2)A broader lower tax base is desirable for both compliance and efficiency. Much of what was said in the Tax Working Group's paper was about the unfairness of the current tax system and its effects on compliance. A Capital Gains Tax alongside other tax changes already implemented largely addresses those concerns.
3)A Capital Gains Tax sends the right signals for investors and means those choosing to take the path of unproductive property investment will have to pay their fair share of tax. While fairness in tax is good the real long term benefit is the chance to get more of our limited capital invested in making New Zealand more, not less, competitive.
Many will not understand how these points affect their lives but they all effect our ability to compete with the world and the strong evidence is we are failing in that regard. Exports have been declining since 2004 which correlates with the rapid asset inflation of property and the emergence of sustained, high interest rates and a high dollar. Today our exchange rate swings around the fortunes of our diary industry and while that to some extent buffers our economy, it simultaneously kills our differentiated manufacturers and exporters - preventing the very thing we need most, an expansion of our export base.

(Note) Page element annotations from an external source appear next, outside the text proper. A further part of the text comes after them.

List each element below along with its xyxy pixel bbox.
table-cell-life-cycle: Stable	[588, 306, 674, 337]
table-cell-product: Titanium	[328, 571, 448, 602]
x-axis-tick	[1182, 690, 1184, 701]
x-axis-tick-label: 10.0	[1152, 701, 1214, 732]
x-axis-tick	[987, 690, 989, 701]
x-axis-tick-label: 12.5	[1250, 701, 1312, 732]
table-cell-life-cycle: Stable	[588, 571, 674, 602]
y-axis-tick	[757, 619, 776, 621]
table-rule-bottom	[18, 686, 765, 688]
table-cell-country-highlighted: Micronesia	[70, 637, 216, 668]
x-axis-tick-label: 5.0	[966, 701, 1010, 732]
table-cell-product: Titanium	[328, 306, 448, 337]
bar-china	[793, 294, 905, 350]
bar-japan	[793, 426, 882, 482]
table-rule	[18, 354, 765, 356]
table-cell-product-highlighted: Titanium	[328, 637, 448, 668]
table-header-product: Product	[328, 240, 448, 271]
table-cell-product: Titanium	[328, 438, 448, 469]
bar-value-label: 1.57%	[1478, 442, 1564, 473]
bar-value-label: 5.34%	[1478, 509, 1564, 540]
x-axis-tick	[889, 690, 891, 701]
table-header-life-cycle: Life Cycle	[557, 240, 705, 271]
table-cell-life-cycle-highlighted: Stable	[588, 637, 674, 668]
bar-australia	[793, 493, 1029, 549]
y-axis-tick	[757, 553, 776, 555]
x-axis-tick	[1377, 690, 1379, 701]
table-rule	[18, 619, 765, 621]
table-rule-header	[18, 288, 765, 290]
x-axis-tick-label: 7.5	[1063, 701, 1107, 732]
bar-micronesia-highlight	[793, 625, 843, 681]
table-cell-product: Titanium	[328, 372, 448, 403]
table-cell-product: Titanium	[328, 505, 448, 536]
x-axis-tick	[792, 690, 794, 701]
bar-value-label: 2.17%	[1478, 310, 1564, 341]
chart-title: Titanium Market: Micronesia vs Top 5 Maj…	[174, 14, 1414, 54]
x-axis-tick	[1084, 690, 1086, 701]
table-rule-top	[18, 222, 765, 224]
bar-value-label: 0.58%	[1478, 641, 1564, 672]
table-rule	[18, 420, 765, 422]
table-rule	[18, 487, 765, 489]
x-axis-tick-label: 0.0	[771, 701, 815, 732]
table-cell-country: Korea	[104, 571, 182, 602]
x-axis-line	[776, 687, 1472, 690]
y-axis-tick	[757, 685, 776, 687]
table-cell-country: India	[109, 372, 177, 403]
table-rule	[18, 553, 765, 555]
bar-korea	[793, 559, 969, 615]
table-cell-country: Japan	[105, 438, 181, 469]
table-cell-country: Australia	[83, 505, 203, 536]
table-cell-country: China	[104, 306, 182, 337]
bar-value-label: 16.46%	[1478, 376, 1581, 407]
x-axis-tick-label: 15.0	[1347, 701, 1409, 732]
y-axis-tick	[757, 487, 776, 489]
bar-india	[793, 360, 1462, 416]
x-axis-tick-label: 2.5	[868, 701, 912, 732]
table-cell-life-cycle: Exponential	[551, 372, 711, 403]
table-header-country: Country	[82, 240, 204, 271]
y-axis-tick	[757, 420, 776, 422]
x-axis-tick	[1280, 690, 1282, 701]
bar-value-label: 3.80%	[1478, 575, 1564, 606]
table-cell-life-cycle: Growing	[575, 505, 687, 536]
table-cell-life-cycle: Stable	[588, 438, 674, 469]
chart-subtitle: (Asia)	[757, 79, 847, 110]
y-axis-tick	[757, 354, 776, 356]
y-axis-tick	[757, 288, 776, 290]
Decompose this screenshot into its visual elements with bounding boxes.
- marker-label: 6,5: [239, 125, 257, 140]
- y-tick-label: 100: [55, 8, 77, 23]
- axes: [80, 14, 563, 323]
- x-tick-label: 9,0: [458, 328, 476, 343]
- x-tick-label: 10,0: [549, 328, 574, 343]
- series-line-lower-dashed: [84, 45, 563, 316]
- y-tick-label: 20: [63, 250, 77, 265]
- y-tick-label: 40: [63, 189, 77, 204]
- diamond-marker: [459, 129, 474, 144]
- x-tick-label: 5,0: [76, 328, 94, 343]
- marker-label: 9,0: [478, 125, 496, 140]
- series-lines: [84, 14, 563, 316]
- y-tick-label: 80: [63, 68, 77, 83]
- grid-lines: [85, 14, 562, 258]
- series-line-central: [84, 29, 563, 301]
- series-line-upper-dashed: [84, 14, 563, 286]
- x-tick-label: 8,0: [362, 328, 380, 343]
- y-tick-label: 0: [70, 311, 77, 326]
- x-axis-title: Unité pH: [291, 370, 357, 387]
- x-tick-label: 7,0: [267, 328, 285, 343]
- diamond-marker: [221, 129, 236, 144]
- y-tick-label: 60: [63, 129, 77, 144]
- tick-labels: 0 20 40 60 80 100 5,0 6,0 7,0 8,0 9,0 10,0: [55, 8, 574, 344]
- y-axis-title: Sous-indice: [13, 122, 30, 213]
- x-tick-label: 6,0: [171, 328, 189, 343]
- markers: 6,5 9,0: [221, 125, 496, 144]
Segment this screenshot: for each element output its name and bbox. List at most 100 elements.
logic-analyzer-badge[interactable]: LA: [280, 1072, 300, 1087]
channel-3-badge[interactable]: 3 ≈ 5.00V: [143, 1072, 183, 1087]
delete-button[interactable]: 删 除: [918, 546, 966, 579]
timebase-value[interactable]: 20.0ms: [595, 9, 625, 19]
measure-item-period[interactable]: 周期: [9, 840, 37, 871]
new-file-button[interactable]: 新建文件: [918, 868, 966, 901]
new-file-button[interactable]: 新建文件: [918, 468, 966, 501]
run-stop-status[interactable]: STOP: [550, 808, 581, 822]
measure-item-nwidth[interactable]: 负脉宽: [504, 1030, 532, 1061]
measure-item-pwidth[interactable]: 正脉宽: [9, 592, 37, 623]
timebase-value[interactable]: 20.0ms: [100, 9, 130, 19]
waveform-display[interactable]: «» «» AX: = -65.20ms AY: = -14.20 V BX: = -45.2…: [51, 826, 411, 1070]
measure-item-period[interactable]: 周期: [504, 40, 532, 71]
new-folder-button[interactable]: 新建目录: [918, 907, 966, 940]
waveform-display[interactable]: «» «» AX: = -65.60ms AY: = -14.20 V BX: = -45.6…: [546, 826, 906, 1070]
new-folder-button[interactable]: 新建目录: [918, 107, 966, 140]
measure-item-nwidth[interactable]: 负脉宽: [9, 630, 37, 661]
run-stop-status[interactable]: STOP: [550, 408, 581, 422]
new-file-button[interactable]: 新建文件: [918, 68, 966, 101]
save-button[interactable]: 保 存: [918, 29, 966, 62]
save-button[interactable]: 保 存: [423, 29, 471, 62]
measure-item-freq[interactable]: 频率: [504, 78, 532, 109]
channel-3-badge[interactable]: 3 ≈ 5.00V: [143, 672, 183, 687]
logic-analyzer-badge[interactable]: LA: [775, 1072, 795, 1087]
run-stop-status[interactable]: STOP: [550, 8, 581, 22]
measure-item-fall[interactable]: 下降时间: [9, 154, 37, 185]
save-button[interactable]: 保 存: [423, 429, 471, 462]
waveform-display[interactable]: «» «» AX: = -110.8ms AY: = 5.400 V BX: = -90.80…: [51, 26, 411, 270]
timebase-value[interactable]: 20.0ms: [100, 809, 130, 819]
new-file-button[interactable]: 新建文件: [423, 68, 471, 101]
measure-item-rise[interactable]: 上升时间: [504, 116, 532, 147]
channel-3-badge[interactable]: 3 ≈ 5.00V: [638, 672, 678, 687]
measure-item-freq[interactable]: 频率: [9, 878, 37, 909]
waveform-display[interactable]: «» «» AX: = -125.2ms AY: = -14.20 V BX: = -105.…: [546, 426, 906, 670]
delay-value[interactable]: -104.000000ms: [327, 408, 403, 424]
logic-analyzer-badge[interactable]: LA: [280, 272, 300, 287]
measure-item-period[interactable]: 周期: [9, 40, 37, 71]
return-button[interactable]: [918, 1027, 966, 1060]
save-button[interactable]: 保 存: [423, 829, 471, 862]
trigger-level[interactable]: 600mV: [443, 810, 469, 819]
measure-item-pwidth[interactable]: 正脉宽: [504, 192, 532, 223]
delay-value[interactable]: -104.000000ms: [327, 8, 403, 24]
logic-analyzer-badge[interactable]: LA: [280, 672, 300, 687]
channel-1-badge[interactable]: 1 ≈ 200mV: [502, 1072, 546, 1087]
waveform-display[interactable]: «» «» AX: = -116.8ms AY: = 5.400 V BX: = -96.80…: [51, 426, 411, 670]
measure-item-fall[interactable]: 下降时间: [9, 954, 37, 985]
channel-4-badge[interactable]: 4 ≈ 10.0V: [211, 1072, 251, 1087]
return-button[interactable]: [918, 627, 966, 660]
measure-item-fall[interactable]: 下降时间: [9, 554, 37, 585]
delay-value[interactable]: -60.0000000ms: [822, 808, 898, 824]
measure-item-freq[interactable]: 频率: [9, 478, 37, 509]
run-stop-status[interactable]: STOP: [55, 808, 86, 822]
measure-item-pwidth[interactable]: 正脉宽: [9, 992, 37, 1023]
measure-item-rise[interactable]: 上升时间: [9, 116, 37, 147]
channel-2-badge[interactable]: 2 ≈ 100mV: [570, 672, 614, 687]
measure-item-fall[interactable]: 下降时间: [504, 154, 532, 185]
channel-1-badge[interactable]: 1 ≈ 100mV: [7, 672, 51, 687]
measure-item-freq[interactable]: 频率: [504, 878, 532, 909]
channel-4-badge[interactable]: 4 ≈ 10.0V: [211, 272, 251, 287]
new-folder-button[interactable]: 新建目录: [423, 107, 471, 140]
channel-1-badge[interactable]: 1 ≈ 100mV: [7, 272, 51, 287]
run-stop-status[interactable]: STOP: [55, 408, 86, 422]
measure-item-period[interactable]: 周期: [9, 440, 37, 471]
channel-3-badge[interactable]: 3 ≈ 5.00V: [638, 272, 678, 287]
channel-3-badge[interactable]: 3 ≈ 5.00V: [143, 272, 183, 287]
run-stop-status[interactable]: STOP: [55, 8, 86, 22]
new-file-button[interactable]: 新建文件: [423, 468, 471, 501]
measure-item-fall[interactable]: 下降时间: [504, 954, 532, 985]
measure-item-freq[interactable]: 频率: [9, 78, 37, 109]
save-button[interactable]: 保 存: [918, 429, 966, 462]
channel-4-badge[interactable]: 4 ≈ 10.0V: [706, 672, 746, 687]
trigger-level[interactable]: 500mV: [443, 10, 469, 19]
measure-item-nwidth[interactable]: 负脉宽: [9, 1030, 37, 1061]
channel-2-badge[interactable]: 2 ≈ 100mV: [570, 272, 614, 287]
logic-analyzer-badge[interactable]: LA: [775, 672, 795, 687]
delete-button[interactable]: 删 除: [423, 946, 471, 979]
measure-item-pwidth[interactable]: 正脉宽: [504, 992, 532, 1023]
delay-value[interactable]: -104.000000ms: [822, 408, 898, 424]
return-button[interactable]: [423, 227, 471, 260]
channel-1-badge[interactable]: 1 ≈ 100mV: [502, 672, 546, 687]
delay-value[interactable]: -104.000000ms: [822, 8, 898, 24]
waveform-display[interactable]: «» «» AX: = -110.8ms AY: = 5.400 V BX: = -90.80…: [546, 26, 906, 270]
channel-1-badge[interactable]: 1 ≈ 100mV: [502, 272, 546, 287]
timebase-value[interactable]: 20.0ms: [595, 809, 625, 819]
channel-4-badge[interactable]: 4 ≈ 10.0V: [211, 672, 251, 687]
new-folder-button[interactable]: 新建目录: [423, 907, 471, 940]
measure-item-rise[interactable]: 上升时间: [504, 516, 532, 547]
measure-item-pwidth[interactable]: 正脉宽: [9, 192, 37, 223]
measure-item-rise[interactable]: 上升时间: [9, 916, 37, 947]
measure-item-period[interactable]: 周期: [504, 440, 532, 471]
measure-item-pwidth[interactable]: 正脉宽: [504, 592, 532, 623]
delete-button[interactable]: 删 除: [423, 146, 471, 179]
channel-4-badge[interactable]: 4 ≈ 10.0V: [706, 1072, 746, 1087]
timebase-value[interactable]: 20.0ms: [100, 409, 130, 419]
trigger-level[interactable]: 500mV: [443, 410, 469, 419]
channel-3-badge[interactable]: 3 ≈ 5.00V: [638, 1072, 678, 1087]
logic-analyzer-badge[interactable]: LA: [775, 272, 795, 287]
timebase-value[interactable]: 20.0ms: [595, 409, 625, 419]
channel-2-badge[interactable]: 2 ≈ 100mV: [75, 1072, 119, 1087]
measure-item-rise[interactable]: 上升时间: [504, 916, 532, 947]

Many things have to happen to address this downward spiral but getting investment into the productive side of the economy is first and foremost, followed by the need to stop borrowing as a Nation and to cease funding asset inflation. Capital Gains Tax combined with investment in Research and Development, and an expansion of the Reserve Bank Act's objectives to include not just inflation targeting but also jobs and exports are the beginnings of a productive economy strategy we will fully endorse.